Urteil im Fall Timoschenko: „Ein Signal an die Welt“
Der Sieg von Oppositionsführerin Julia Timoschenko vor Gericht erhöht den Druck auf den Präsidenten.
Kiew. Julia Timoschenko (52) hat ihre persönliche Auferstehung vor Gericht gefeiert. Wenige Tage vor dem orthodoxen Osterfest in der Ukraine gewann die inhaftierte Oppositionsführerin erstmals einen Prozess gegen die Justizbehörden ihres Landes und damit auch gegen ihren politischen Erzrivalen, den autoritären Präsidenten Viktor Janukowitsch. Der Europäische Gerichtshof für Menschenrechte (EGMR) entschied am Dienstag, dass die ehemalige Regierungschefin „willkürlich und aus sachfremden Motiven“ inhaftiert worden sei.
„Das ist ein entscheidendes Signal an die ukrainische Führung, an die EU und an die Welt“, sagte Timoschenkos Anwalt Sergei Wlasenko unserer Zeitung und betonte: „Janukowitsch kann nun nicht mehr damit argumentieren, dass die Haftstrafe das Resultat einer unabhängigen Rechtsprechung sei.“ Wlasenko forderte die sofortige Freilassung seiner Mandantin. Timoschenko verbüßt seit 2011 eine siebenjährige Gefängnisstrafe wegen angeblichen Amtsmissbrauchs.

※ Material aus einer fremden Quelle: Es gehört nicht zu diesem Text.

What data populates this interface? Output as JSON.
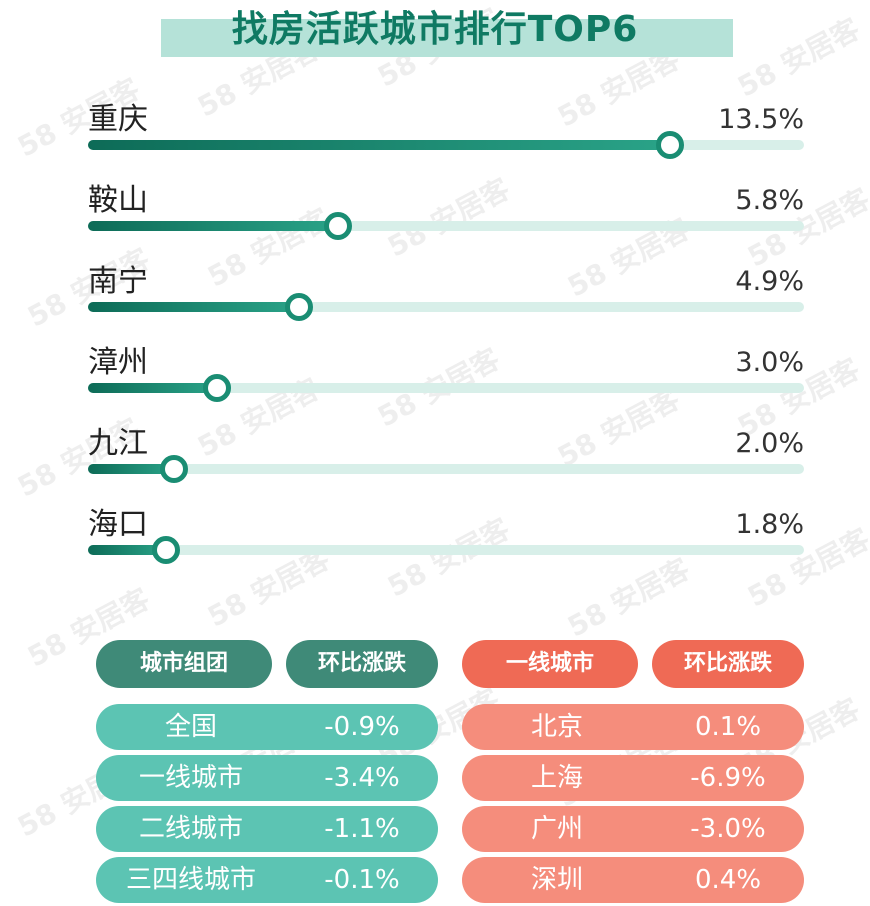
{
  "title": "找房活跃城市排行TOP6",
  "watermark": "58 安居客",
  "colors": {
    "teal_dark": "#3f8a78",
    "teal_light": "#5cc4b3",
    "coral_dark": "#ef6a55",
    "coral_light": "#f58d7c"
  },
  "chart_data": {
    "type": "bar",
    "title": "找房活跃城市排行TOP6",
    "categories": [
      "重庆",
      "鞍山",
      "南宁",
      "漳州",
      "九江",
      "海口"
    ],
    "values": [
      13.5,
      5.8,
      4.9,
      3.0,
      2.0,
      1.8
    ],
    "value_labels": [
      "13.5%",
      "5.8%",
      "4.9%",
      "3.0%",
      "2.0%",
      "1.8%"
    ],
    "unit": "%",
    "xlim": [
      0,
      16.6
    ],
    "orientation": "horizontal",
    "grid": false
  },
  "table_left": {
    "headers": [
      "城市组团",
      "环比涨跌"
    ],
    "rows": [
      {
        "label": "全国",
        "value": "-0.9%"
      },
      {
        "label": "一线城市",
        "value": "-3.4%"
      },
      {
        "label": "二线城市",
        "value": "-1.1%"
      },
      {
        "label": "三四线城市",
        "value": "-0.1%"
      }
    ]
  },
  "table_right": {
    "headers": [
      "一线城市",
      "环比涨跌"
    ],
    "rows": [
      {
        "label": "北京",
        "value": "0.1%"
      },
      {
        "label": "上海",
        "value": "-6.9%"
      },
      {
        "label": "广州",
        "value": "-3.0%"
      },
      {
        "label": "深圳",
        "value": "0.4%"
      }
    ]
  }
}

Die EU und die USA bewerteten die Inhaftierung von Anfang an als politisch motiviert. Das sahen nun auch die sieben Straßburger Richter, darunter eine Ukrainerin, als erwiesen an. „Wir haben einstimmig entschieden, dass die Artikel 5 und 18 der Europäischen Menschenrechtskonvention verletzt wurden“, urteilte der EGMR. Artikel 5 garantiert das Recht auf Freiheit und Sicherheit. Artikel 18 verbietet Rechtseinschränkungen aufgrund sachfremder und damit politischer Motive. Es ist ein offenes Geheimnis in Kiew, dass die ukrainische Justiz aus dem Präsidentenpalast heraus gelenkt wird.

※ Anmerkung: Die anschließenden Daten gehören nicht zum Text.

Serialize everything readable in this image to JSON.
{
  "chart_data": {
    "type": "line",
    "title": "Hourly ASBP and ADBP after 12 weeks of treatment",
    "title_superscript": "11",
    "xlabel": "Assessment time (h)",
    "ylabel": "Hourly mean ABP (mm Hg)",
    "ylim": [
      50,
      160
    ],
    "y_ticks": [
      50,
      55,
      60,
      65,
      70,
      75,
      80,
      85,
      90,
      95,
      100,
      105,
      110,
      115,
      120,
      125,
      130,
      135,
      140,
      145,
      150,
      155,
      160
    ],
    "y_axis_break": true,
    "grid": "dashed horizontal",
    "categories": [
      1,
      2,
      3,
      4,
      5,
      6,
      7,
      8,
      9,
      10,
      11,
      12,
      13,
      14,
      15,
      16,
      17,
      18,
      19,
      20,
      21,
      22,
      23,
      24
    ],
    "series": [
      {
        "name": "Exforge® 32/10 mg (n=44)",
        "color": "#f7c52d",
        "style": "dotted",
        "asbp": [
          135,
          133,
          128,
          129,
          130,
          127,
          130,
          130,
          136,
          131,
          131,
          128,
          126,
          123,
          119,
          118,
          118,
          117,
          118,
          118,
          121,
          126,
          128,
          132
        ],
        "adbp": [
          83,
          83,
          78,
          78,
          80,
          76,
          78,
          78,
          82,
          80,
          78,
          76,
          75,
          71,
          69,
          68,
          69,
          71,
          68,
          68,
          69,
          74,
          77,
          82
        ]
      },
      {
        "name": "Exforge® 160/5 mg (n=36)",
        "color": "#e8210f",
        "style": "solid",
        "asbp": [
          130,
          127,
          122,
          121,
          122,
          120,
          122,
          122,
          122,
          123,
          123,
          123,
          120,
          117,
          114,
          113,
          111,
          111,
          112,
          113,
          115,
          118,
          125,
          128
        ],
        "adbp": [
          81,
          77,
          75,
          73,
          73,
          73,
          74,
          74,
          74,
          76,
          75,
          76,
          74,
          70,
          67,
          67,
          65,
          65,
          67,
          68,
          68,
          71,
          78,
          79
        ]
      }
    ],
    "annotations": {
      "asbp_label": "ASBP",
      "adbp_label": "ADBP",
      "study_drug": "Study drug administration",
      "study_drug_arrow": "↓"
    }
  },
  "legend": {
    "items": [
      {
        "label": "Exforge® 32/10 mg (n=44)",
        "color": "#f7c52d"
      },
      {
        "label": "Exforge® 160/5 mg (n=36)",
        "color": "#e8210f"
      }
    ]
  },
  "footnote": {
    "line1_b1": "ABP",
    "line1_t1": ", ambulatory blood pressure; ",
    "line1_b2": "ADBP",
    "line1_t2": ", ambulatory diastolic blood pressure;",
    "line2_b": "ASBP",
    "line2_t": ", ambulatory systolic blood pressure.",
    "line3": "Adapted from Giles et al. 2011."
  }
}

Unmittelbare Auswirkungen auf Timoschenkos Lage hat der Richterspruch nicht. Der EGMR überwacht und bewertet zwar die nationale Rechtsprechung der Mitgliedsstaaten des Europarates, kann deren Urteile aber nicht korrigieren und somit nicht Timoschenkos Freilassung anordnen. Die ukrainischen Behörden wollen die Urteilsbegründung nun prüfen und gegebenenfalls Berufung vor der Großen Kammer des EGMR einlegen.
Timoschenko-Anwalt Wlasenko betonte, dass „ohnehin alles von Janukowitsch persönlich abhängt“. Dennoch weckt das Urteil neue Hoffnung im Lager der ukrainischen Opposition. Er rechne mit einer schnellen Begnadigung Timoschenkos noch vor dem EU-Osteuropa-Gipfel in Vilnius im November.
Bei dem Treffen in der litauischen Hauptstadt will die EU mit der Ukraine ein Abkommen über politische Assoziierung und freien Handel unterzeichnen. Brüssel macht allerdings demokratische Reformen in Kiew zur Voraussetzung für den Vertragsschluss. Dem Fall Timoschenko kommt in diesem Zusammenhang besondere Bedeutung zu.
Boxweltmeister Vitali Klitschko, der mit seiner proeuropäischen Partei Udar (Schlag) an der Seite der Oppositionsführerin steht, forderte Janukowitsch auf, „das politisch motivierte Urteil gegen Timoschenko zu korrigieren, sie umgehend freizulassen und damit ein klares Signal an die EU zu senden“.